É possível mudar o que parece inevitável. O envelhecimento das estruturas etárias é incontornável e tem efeitos nos modelos de fecundidade, reafirmando a urgência de medidas adequadas de apoio à família. Mas tem ainda outras consequências imediatas, provocando a alteração dos volumes de ativos, a necessidade de criação de serviços de apoio aos mais velhos, a reformulação do sistema de pensões e o repensar dos cuidados de saúde, direcionados para novos tipos de população, numa sociedade onde as famílias são reduzidas e instáveis e onde as redes familiares e comunitárias de solidariedade, que substituíam no passado recente os cuidados formais, deixaram de funcionar. Trata-se de mitigar o indesejado, aproveitar as oportunidades e remover obstáculos a três níveis distintos: políticas de imigração e acolhimento; políticas de natalidade e família, políticas de educação e emprego. Alguns exemplos:

  • como mitigar o indesejado: reduzir a pressão que os futuros idosos (atuais ativos) podem exercer sobre os jovens (futuros ativos) a nível contributivo; evitar a redução das receitas da Segurança Social; flexibilizar o aumento esperado das despesas com pensões e alguns cuidados de saúde;
  • como aproveitar as oportunidades: apostando em novos perfis de imigrantes, mais velhos e com maior rendimento; diminuir a emigração; reduzir a diferença entre o número de filhos reais e desejados pelas famílias portuguesas; permitir aos maiores de 66 anos continuarem a contribuir para a sociedade, mediante políticas de emprego mais flexíveis e em novas áreas;
  • como remover obstáculos: políticas migratórias e de acolhimento mais integradoras; novas dinâmicas familiares e políticas de família, nomeadamente na esfera da saúde e autonomia; formar e flexibilizar, adaptando regras de emprego aos distintos grupos etários e às diferentes formações.

Como vê a sustentabilidade do SNS no médio prazo?

O que um país gasta em saúde e a tendência de variação positiva ou negativa desses gastos refletem as opções estratégicas assumidas, bem como o esforço necessário para garantir o funcionamento do sistema, com vista à prossecução dos objetivos previamente delineados.

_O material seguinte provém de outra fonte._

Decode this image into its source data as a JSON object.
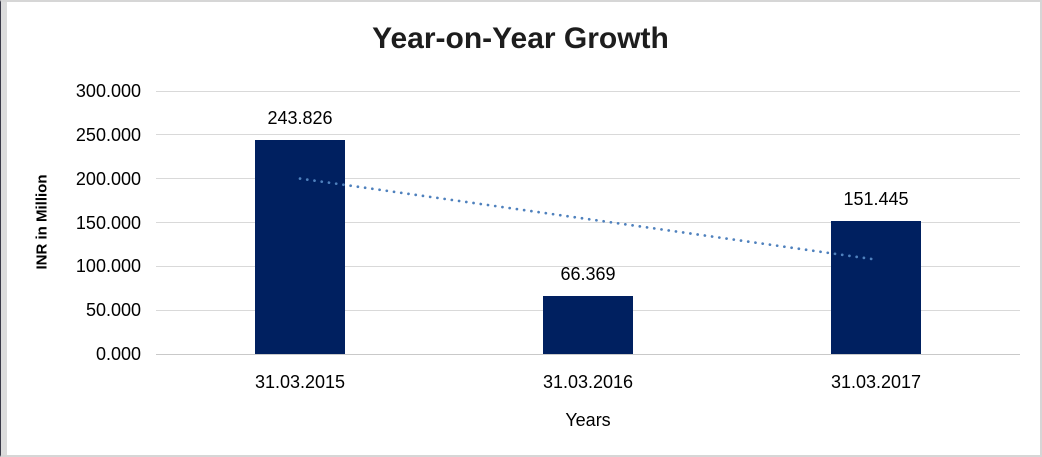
{
  "chart_data": {
    "type": "bar",
    "title": "Year-on-Year Growth",
    "categories": [
      "31.03.2015",
      "31.03.2016",
      "31.03.2017"
    ],
    "values": [
      243.826,
      66.369,
      151.445
    ],
    "data_labels": [
      "243.826",
      "66.369",
      "151.445"
    ],
    "xlabel": "Years",
    "ylabel": "INR in Million",
    "ylim": [
      0,
      300
    ],
    "ytick_interval": 50,
    "ytick_labels": [
      "0.000",
      "50.000",
      "100.000",
      "150.000",
      "200.000",
      "250.000",
      "300.000"
    ],
    "grid": true,
    "legend_position": "none",
    "bar_color": "#002060",
    "gridline_color": "#d9d9d9",
    "trendline": {
      "type": "linear",
      "style": "dotted",
      "color": "#4F81BD",
      "start_value": 200.07,
      "end_value": 107.69
    }
  }
}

Em Portugal, a saúde representa a segunda função com maior peso no Orçamento do Estado e em 2017 foram gastos com saúde 8,9% do PIB, o que coloca o nosso país numa posição superior à média de gastos comunitários (12º lugar).

Quando falamos de sistema de saúde falamos de uma realidade complexa, onde coexistem e se sobrepõem três sistemas, apenas um dos quais é o SNS, que coexiste com os subsistemas de saúde e os fundos de seguros de saúde. Este facto traz alguma segurança relativamente aos receios sobre o que pode acontecer caso o SNS não seja sustentável. Falamos do SNS de hoje, sem pensar que se trata de um sistema dinâmico, esquecemos que as famílias portuguesas estão a alterar as suas opções no acesso a cuidados de saúde e tende sobretudo a faltar uma visão estratégica prospetiva na forma de olhar a capacidade de mudar dos financiadores públicos e dos cidadãos.

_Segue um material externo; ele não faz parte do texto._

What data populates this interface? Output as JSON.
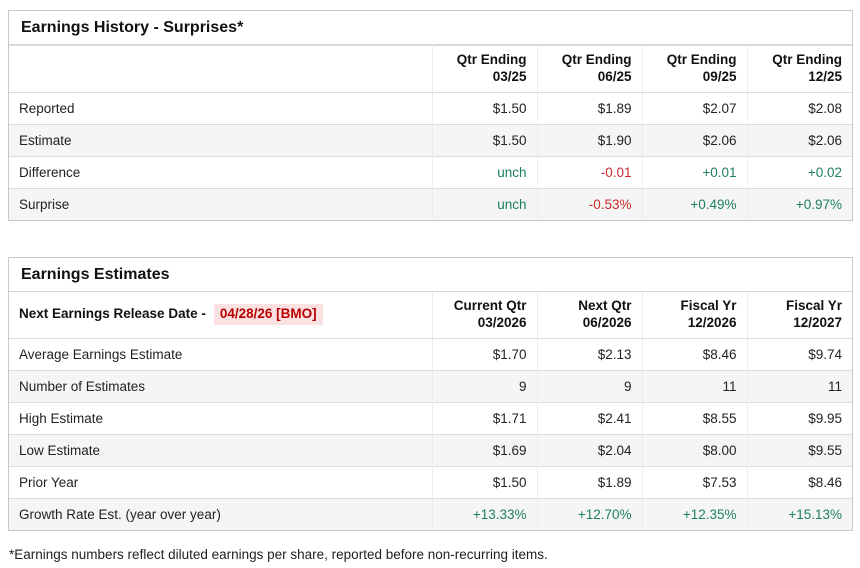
{
  "colors": {
    "positive": "#208060",
    "negative": "#c92a2a",
    "release_date_text": "#b80000",
    "release_date_bg": "#fbe1e1",
    "alt_row_bg": "#f5f5f5",
    "border": "#c9c9c9"
  },
  "history": {
    "title": "Earnings History - Surprises*",
    "columns": [
      {
        "line1": "Qtr Ending",
        "line2": "03/25"
      },
      {
        "line1": "Qtr Ending",
        "line2": "06/25"
      },
      {
        "line1": "Qtr Ending",
        "line2": "09/25"
      },
      {
        "line1": "Qtr Ending",
        "line2": "12/25"
      }
    ],
    "rows": [
      {
        "label": "Reported",
        "values": [
          {
            "text": "$1.50"
          },
          {
            "text": "$1.89"
          },
          {
            "text": "$2.07"
          },
          {
            "text": "$2.08"
          }
        ]
      },
      {
        "label": "Estimate",
        "values": [
          {
            "text": "$1.50"
          },
          {
            "text": "$1.90"
          },
          {
            "text": "$2.06"
          },
          {
            "text": "$2.06"
          }
        ]
      },
      {
        "label": "Difference",
        "values": [
          {
            "text": "unch",
            "cls": "pos"
          },
          {
            "text": "-0.01",
            "cls": "neg"
          },
          {
            "text": "+0.01",
            "cls": "pos"
          },
          {
            "text": "+0.02",
            "cls": "pos"
          }
        ]
      },
      {
        "label": "Surprise",
        "values": [
          {
            "text": "unch",
            "cls": "pos"
          },
          {
            "text": "-0.53%",
            "cls": "neg"
          },
          {
            "text": "+0.49%",
            "cls": "pos"
          },
          {
            "text": "+0.97%",
            "cls": "pos"
          }
        ]
      }
    ]
  },
  "estimates": {
    "title": "Earnings Estimates",
    "release_label": "Next Earnings Release Date -",
    "release_date": "04/28/26 [BMO]",
    "columns": [
      {
        "line1": "Current Qtr",
        "line2": "03/2026"
      },
      {
        "line1": "Next Qtr",
        "line2": "06/2026"
      },
      {
        "line1": "Fiscal Yr",
        "line2": "12/2026"
      },
      {
        "line1": "Fiscal Yr",
        "line2": "12/2027"
      }
    ],
    "rows": [
      {
        "label": "Average Earnings Estimate",
        "values": [
          {
            "text": "$1.70"
          },
          {
            "text": "$2.13"
          },
          {
            "text": "$8.46"
          },
          {
            "text": "$9.74"
          }
        ]
      },
      {
        "label": "Number of Estimates",
        "values": [
          {
            "text": "9"
          },
          {
            "text": "9"
          },
          {
            "text": "11"
          },
          {
            "text": "11"
          }
        ]
      },
      {
        "label": "High Estimate",
        "values": [
          {
            "text": "$1.71"
          },
          {
            "text": "$2.41"
          },
          {
            "text": "$8.55"
          },
          {
            "text": "$9.95"
          }
        ]
      },
      {
        "label": "Low Estimate",
        "values": [
          {
            "text": "$1.69"
          },
          {
            "text": "$2.04"
          },
          {
            "text": "$8.00"
          },
          {
            "text": "$9.55"
          }
        ]
      },
      {
        "label": "Prior Year",
        "values": [
          {
            "text": "$1.50"
          },
          {
            "text": "$1.89"
          },
          {
            "text": "$7.53"
          },
          {
            "text": "$8.46"
          }
        ]
      },
      {
        "label": "Growth Rate Est. (year over year)",
        "values": [
          {
            "text": "+13.33%",
            "cls": "pos"
          },
          {
            "text": "+12.70%",
            "cls": "pos"
          },
          {
            "text": "+12.35%",
            "cls": "pos"
          },
          {
            "text": "+15.13%",
            "cls": "pos"
          }
        ]
      }
    ]
  },
  "footnote": "*Earnings numbers reflect diluted earnings per share, reported before non-recurring items."
}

O SNS é apenas uma face da saúde em Portugal, embora hoje inquestionavelmente a mais importante. No Portugal ideal todos teriam saúde e acesso a serviços de qualidade socialmente justos, tecnologicamente apropriados, sustentáveis e adequados às suas necessidades. No mundo real, em profunda mudança e onde o Estado-providência está fragilizado, o direito à saúde continua a ter de ser defendido e compete a todos fazê-lo, seja enquanto entidade financiadora, como prestador de serviços ou como cidadão. Quais as alterações que do lado do funcionamento do SNS e dos comportamentos dos utentes teriam como efeito uma vida mais saudável? Sugerem-se três linhas de atuação estratégica:

  • reorganizar o sistema de saúde (controlar fatores que geram a procura excessiva de cuidados de saúde ou a preços demasiado elevados);
  • alterar comportamentos de consumo (garantir que todos os cuidados prestados são necessários);
  • educar para a saúde (mudar comportamentos coletivos e individuais de risco).